A ação transcorre entre 1790 e
1791, durante a revolução de escravos que conseguiu transformar o Haiti na primeira república
negra das Américas. Escrita em
1890, a ópera se baseia no livro homônimo de Victor Hugo datado
de 1826, o que explica o caráter nitidamente romântico e folhetinesco do enredo -o personagem-título, líder do movimento
rebelde (inspirado na figura histórica de Toissant L'Overture),
apaixona-se por Maria, moça
branca e filha de seu patrão, o que
origina não um triângulo, mas
um pentágono amoroso. Considerada a primeira ópera brasileira
do período republicano, "Bug Jargal" tem ainda duas récitas, hoje e
na quarta, que integram a programação da quarta edição do Festival de Ópera do Teatro da Paz.
Recursos de produção
"Interpretar Bug [Jargal] é impressionante. O papel traz consigo uma carga emocional muito
forte e de alguma maneira me remete às minhas origens", conta o
tenor Eduardo Itaborahy. Por não
possuir a pele suficientemente escura para o papel, Itaborahy ganhou uma maquiagem/pintura
sobre o corpo, recurso que obrigou a produção a forrar com papel as paredes do histórico teatro.

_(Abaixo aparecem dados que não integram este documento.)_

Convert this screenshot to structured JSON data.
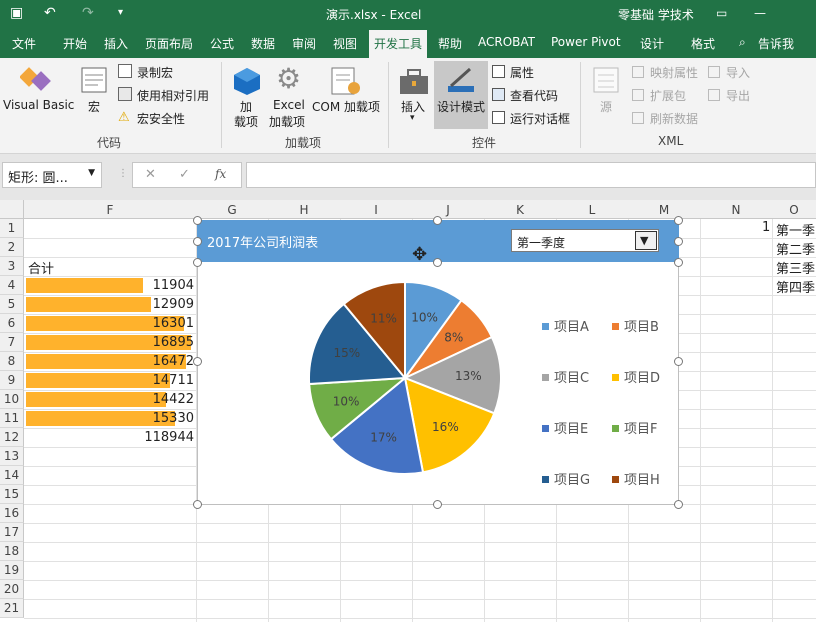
{
  "window": {
    "title": "演示.xlsx - Excel",
    "user": "零基础 学技术",
    "quick_undo": "↶",
    "quick_redo": "↷"
  },
  "tabs": [
    "文件",
    "开始",
    "插入",
    "页面布局",
    "公式",
    "数据",
    "审阅",
    "视图",
    "开发工具",
    "帮助",
    "ACROBAT",
    "Power Pivot",
    "设计",
    "格式"
  ],
  "active_tab": "开发工具",
  "tellme": "告诉我",
  "ribbon": {
    "code": {
      "visual_basic": "Visual Basic",
      "macros": "宏",
      "record": "录制宏",
      "relative": "使用相对引用",
      "security": "宏安全性",
      "group": "代码"
    },
    "addins": {
      "addins_line1": "加",
      "addins_line2": "载项",
      "excel_line1": "Excel",
      "excel_line2": "加载项",
      "com": "COM 加载项",
      "group": "加载项"
    },
    "controls": {
      "insert": "插入",
      "design_mode": "设计模式",
      "properties": "属性",
      "view_code": "查看代码",
      "run_dialog": "运行对话框",
      "group": "控件"
    },
    "xml": {
      "source": "源",
      "map_props": "映射属性",
      "expand": "扩展包",
      "refresh": "刷新数据",
      "import": "导入",
      "export": "导出",
      "group": "XML"
    }
  },
  "formula_bar": {
    "name_box": "矩形: 圆...",
    "fx": "fx",
    "cancel": "✕",
    "enter": "✓"
  },
  "columns": [
    "F",
    "G",
    "H",
    "I",
    "J",
    "K",
    "L",
    "M",
    "N",
    "O"
  ],
  "rows": [
    "1",
    "2",
    "3",
    "4",
    "5",
    "6",
    "7",
    "8",
    "9",
    "10",
    "11",
    "12",
    "13",
    "14",
    "15",
    "16",
    "17",
    "18",
    "19",
    "20",
    "21"
  ],
  "sheet": {
    "header": "合计",
    "values": [
      "11904",
      "12909",
      "16301",
      "16895",
      "16472",
      "14711",
      "14422",
      "15330"
    ],
    "value_fraction": [
      0.71,
      0.76,
      0.96,
      1.0,
      0.97,
      0.87,
      0.85,
      0.9
    ],
    "total": "118944",
    "n1": "1",
    "quarters": [
      "第一季",
      "第二季",
      "第三季",
      "第四季"
    ]
  },
  "chart_header": {
    "title": "2017年公司利润表",
    "dropdown_value": "第一季度"
  },
  "chart_data": {
    "type": "pie",
    "title": "2017年公司利润表",
    "categories": [
      "项目A",
      "项目B",
      "项目C",
      "项目D",
      "项目E",
      "项目F",
      "项目G",
      "项目H"
    ],
    "values": [
      10,
      8,
      13,
      16,
      17,
      10,
      15,
      11
    ],
    "labels": [
      "10%",
      "8%",
      "13%",
      "16%",
      "17%",
      "10%",
      "15%",
      "11%"
    ],
    "colors": [
      "#5b9bd5",
      "#ed7d31",
      "#a5a5a5",
      "#ffc000",
      "#4472c4",
      "#70ad47",
      "#255e91",
      "#9e480e"
    ],
    "legend": "right"
  }
}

Segundo o tenor, a identificação
dos brasileiros com o tema é imediata, já que a descriminação fez e
faz parte da nossa história. "Estamos no Haiti, mas é impossível
não pensarmos no Brasil", disse o
intérprete.
O baixo José Gallisa interpreta
aquele que substituirá Bug Jargal
no poder. Segundo Gallisa, o mais
relevante é a possibilidade de resgate de um compositor e de uma
ópera que o público geralmente
desconhece.
"O meu personagem foi tirado
do livro de Victor Hugo, mas é
marcante a passagem feita pelo
Gama [Malcher] para a linguagem poética", explica.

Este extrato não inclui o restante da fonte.